Last weekend, ferocious winds blew in a taste of winter. Bright and sunny with cold gusts that turned the leaves inside out and off their branches. I took my cue to get my winter nest ready and washed and aired flannel sheets and heavy blankets, letting them flap dry in the crazy wind.
A week later it’s summer again and I sit on my porch in shirtsleeves watching two red- headed woodpeckers follow each other back and forth between the trees. I am reminded there is a bright side to bare branches: the birds! Winter is prime bird watching time.
A drama unfolds between these two birds – one is noisily berating the other who ignoring the complaints without a peep, focuses on worrying the bark. And now a jay has announced himself with a shriek. He lands in the bird bath, eyes the empty feeders and leaves wanting no part of the fracas.
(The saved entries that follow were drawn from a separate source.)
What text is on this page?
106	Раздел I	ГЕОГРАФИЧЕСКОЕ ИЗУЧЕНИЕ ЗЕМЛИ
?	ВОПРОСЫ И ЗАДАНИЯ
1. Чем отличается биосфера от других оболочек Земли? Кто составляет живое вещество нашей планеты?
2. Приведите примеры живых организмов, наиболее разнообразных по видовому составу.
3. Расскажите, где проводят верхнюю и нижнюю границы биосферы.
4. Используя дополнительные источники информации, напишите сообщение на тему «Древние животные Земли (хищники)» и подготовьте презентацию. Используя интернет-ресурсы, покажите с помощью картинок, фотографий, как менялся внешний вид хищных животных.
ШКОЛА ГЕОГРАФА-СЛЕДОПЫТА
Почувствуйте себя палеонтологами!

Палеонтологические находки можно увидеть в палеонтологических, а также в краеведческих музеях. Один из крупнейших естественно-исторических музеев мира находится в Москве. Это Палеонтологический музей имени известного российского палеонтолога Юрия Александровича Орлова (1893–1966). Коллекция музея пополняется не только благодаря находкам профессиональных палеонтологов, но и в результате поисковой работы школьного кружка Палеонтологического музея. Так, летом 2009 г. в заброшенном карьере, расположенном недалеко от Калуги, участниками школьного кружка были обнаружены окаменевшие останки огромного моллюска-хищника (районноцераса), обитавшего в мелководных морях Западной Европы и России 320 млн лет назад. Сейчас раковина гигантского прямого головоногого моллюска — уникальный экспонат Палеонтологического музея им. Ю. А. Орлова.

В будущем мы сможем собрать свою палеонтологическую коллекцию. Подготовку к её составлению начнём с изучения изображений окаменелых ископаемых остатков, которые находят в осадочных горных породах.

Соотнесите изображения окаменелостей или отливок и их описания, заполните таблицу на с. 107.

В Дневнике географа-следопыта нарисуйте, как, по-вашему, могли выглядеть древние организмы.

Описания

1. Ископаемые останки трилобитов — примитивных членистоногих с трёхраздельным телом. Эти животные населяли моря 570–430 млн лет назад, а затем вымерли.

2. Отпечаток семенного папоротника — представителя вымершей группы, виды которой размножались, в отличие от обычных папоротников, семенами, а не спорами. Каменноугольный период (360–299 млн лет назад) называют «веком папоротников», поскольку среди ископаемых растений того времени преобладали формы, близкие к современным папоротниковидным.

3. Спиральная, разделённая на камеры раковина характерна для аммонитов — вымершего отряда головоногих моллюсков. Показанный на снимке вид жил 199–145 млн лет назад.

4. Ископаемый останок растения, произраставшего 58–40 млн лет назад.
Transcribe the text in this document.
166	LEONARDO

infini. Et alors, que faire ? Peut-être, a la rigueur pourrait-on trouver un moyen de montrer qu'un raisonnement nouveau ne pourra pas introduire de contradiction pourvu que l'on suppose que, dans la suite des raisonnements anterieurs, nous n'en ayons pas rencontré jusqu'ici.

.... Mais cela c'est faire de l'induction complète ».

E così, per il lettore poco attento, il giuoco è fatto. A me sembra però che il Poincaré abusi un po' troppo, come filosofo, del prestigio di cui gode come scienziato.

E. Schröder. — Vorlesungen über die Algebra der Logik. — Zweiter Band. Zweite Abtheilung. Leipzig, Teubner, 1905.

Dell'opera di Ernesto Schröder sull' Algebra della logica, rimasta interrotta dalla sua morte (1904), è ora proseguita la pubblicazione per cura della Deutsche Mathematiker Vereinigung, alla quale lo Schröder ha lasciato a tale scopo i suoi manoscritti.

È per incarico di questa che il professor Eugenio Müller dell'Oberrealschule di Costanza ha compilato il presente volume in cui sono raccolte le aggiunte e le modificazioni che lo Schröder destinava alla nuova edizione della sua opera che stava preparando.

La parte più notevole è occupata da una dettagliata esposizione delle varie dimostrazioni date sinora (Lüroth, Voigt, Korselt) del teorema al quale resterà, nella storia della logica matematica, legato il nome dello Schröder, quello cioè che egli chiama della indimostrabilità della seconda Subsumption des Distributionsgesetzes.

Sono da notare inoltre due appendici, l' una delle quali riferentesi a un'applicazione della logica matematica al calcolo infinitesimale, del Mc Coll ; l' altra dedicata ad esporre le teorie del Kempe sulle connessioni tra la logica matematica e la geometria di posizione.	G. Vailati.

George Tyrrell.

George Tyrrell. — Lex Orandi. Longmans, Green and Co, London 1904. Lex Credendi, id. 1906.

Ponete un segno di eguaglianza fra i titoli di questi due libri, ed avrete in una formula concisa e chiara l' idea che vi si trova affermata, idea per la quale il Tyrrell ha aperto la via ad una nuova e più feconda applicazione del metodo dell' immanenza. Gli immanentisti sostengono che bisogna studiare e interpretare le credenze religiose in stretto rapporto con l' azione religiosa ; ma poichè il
They’re still at it. If they were weaving a web as they flew between the trees, it would be impassable by now – they have passed back and forth between the trees so often.
The aggressive one just attacked the other, falling with a thud onto the lawn beside me. “Whoa! Easy guys!” I called out as if breaking up a schoolyard fight. Another bird – a catbird briefly lands and after noisy commentary, flees the scene. What’s wrong with them? It’s not mating season – maybe it’s time to claim their winter home. I have prime bird real estate in a good size stump snug up against another tree.
My bird show just took a dramatic turn with the sound of heavy flapping wings – I look up just in time to catch a large hawk or falcon chased by a smaller bird. I did not see if the bird of prey had scored a meal but I’d wager the scrappy bird chasing him will not be lunch.
This is what I miss when I leave here every day to go to work. If I won the lottery, I’d be content to report to you on nature’s news from out my window or from my porch and at the end of the day, I’d feel satisfied. Well, I’d punctuate this with walks and beach romps with the dog I would get.
I love observing the buzz of nature. The busy efforts of creatures and plants to survive and thrive on this magnificent earth. I am content to watch the birds and fattening squirrels on my tiny patch of land within earshot of the highway to New York City less than an hour away. An hour or two with this world on my doorstep is enough to bring me back to some essence of life well beyond the hamster-wheel that can be my life: my job, paying bills and worrying about this depressing election. I find peace in paying attention to the feel of the air, the smell of the seasons and the quarrels of birds.